Бывший блондин противоестественно встряхнул лысиной, как бы откидывая её со лба, заглянул в заготовленную бумажку и громко сказал:
— Славно мы поработали, товарищи! Разрешите поздравить с производственным успехом!
— Как, как? — засмеялись в зале. — Вы что-то, Василий Аполлинариевич, не из той оперы!
Блондин поерошил лысину и с некоторым сомнением уткнулся в свою бумажку. Но тут же успокоился и снова уверенно закричал:
— Но не будем, товарищи, успокаиваться на достигнутом! Под чутким руководством…
Дальше ему говорить не дали. Даже Петухов вскочил и, перекрикивая шум, привычно заголосил:
— Не прав, товарищ, не прав! Недостаточно хорошо работаем. Критиковать нас надо! Бичевать! Ставить вопрос о снятии!..
— Зачем ставить вопрос? — донеслось из зала. — Надо прямо снимать!
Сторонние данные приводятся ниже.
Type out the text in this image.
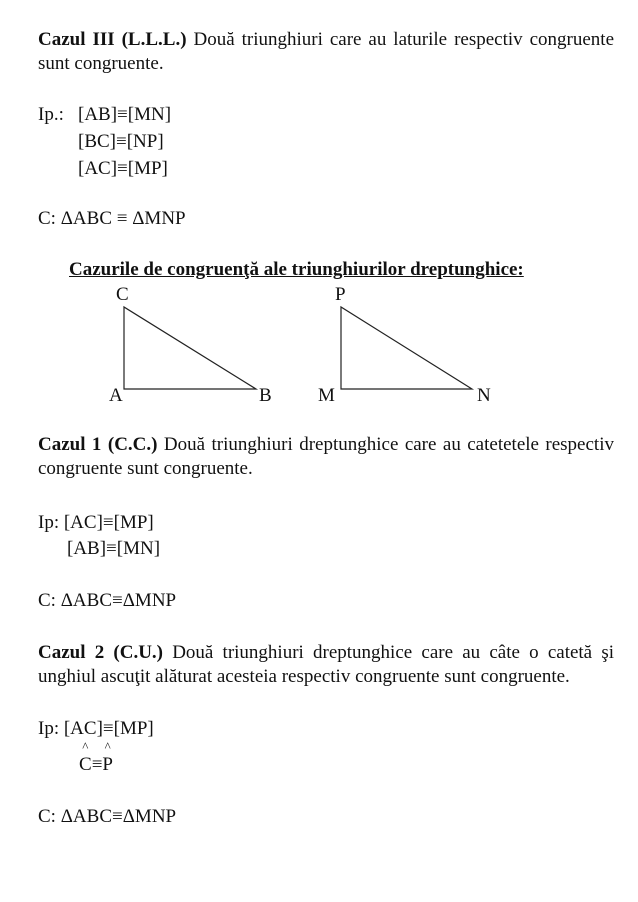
Cazul III (L.L.L.) Două triunghiuri care au laturile respectiv congruente sunt congruente.
Ip.: [AB]≡[MN]
[BC]≡[NP]
[AC]≡[MP]
C: ΔABC ≡ ΔMNP
Cazurile de congruenţă ale triunghiurilor dreptunghice:
C
A	B
P
M	N
Cazul 1 (C.C.) Două triunghiuri dreptunghice care au catetetele respectiv congruente sunt congruente.
Ip: [AC]≡[MP]
[AB]≡[MN]
C: ΔABC≡ΔMNP
Cazul 2 (C.U.) Două triunghiuri dreptunghice care au câte o catetă şi unghiul ascuţit alăturat acesteia respectiv congruente sunt congruente.
Ip: [AC]≡[MP]
^
C≡
^
P
C: ΔABC≡ΔMNP
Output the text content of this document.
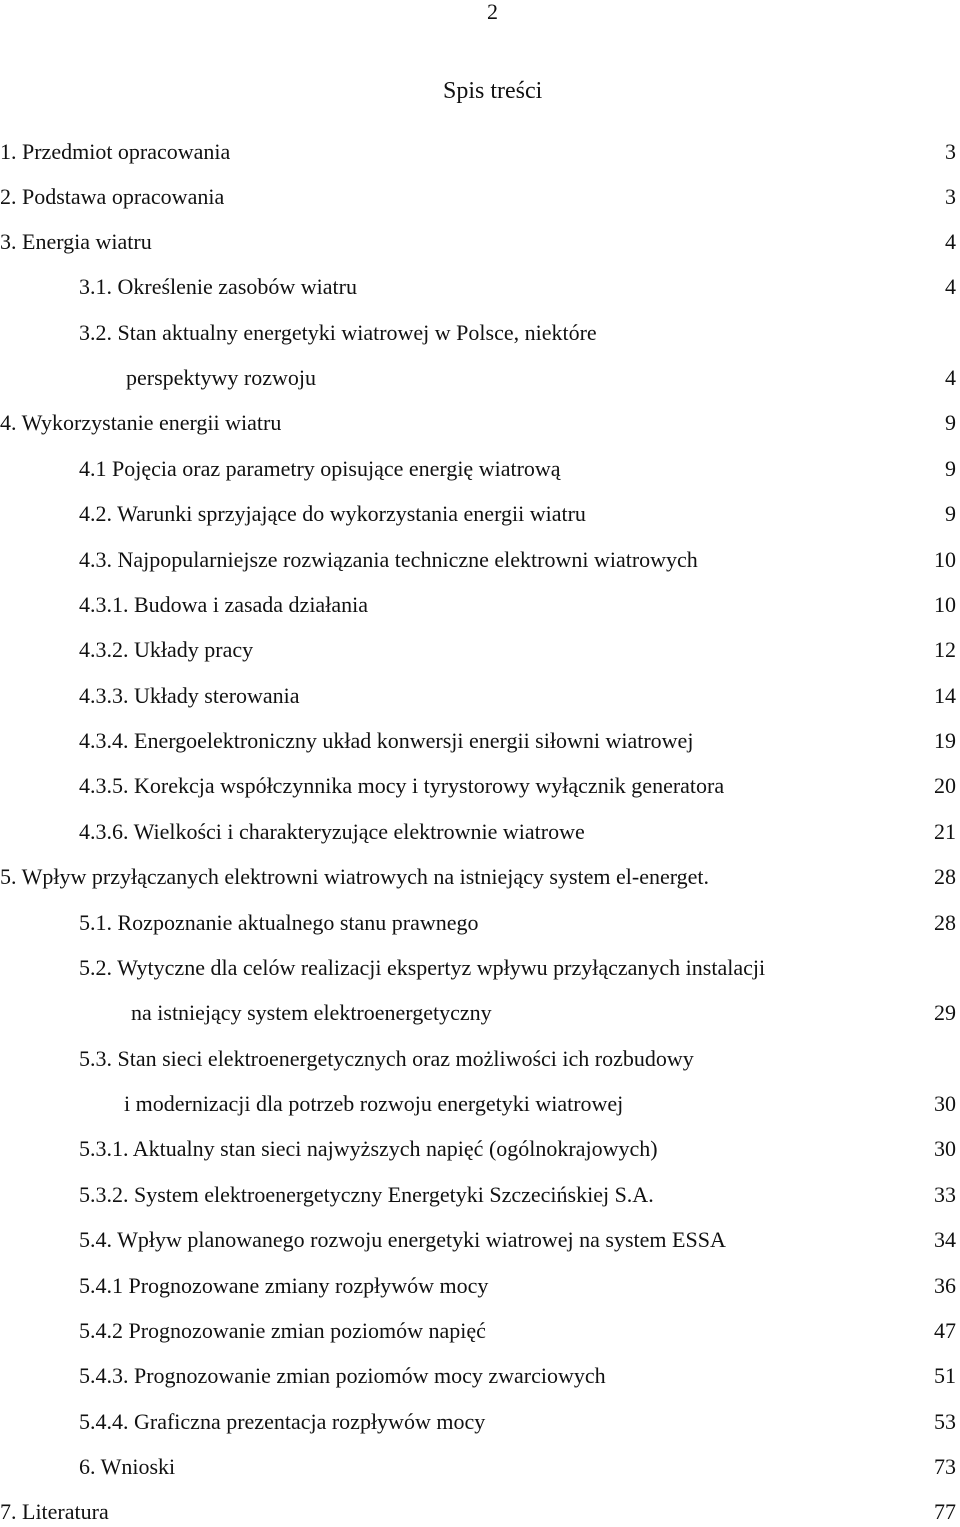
2
Spis treści
1. Przedmiot opracowania	3
2. Podstawa opracowania	3
3. Energia wiatru	4
3.1. Określenie zasobów wiatru	4
3.2. Stan aktualny energetyki wiatrowej w Polsce, niektóre
perspektywy rozwoju	4
4. Wykorzystanie energii wiatru	9
4.1 Pojęcia oraz parametry opisujące energię wiatrową	9
4.2. Warunki sprzyjające do wykorzystania energii wiatru	9
4.3. Najpopularniejsze rozwiązania techniczne elektrowni wiatrowych	10
4.3.1. Budowa i zasada działania	10
4.3.2. Układy pracy	12
4.3.3. Układy sterowania	14
4.3.4. Energoelektroniczny układ konwersji energii siłowni wiatrowej	19
4.3.5. Korekcja współczynnika mocy i tyrystorowy wyłącznik generatora	20
4.3.6. Wielkości i charakteryzujące elektrownie wiatrowe	21
5. Wpływ przyłączanych elektrowni wiatrowych na istniejący system el-energet.	28
5.1. Rozpoznanie aktualnego stanu prawnego	28
5.2. Wytyczne dla celów realizacji ekspertyz wpływu przyłączanych instalacji
na istniejący system elektroenergetyczny	29
5.3. Stan sieci elektroenergetycznych oraz możliwości ich rozbudowy
i modernizacji dla potrzeb rozwoju energetyki wiatrowej	30
5.3.1. Aktualny stan sieci najwyższych napięć (ogólnokrajowych)	30
5.3.2. System elektroenergetyczny Energetyki Szczecińskiej S.A.	33
5.4. Wpływ planowanego rozwoju energetyki wiatrowej na system ESSA	34
5.4.1 Prognozowane zmiany rozpływów mocy	36
5.4.2 Prognozowanie zmian poziomów napięć	47
5.4.3. Prognozowanie zmian poziomów mocy zwarciowych	51
5.4.4. Graficzna prezentacja rozpływów mocy	53
6. Wnioski	73
7. Literatura	77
— Правильно! — подхватили голоса.
Как бы проснувшись от страшного сна, Петухов вдруг понял, что наступил тот ужасный момент, которого он больше всего боялся, — момент, может быть, последнего снятия!
Кошмарные образы прежних отстранений встали в его остановившихся глазах: увольнение из гостиницы, снятие с транспортной конторы…
— Граждане пассажиры, — неожиданно и страшно закричал он, — почему же это прямо снимать?! Тут надо разобраться. У нас и достижения есть. В средних цифрах план мы выполняем… Трест ещё скажет своё слово, граждане пассажиры!
— Пусть трест скажет! — раздались нетерпеливые голоса в зале.
— По-моему, Семен Семенович прав, — встал представитель треста. — Видимо, проглядели мы!..
— Почему проглядели? — ужаснулся Петухов.
— Об этом мы поговорим завтра. Иван Пахомович прав — дело серьёзное, и разобрать его надо серьёзно.
Собрание расходилось. Боком, ни с кем не прощаясь, выскользнул Петухов. Разгорячено размахивая руками, прошёл Пахомыч. Недоуменно рассматривая свою бумажку, проплыл, покачиваясь, бывший блондин.
Только Гребешков разбирал и складывал забытое всеми праздничное оформление да Гусааков, уже в пальто, раздумывал, что записать в заготовленный заранее протокол торжественного собрания.
В графе «Слушали» стояло: «О производственных достижениях комбината». Что же надо было записать в графе «Постановили»? Наконец Гусааков решительно взял карандаш и старательно вывел: «Постановили: Какие же это достижения?»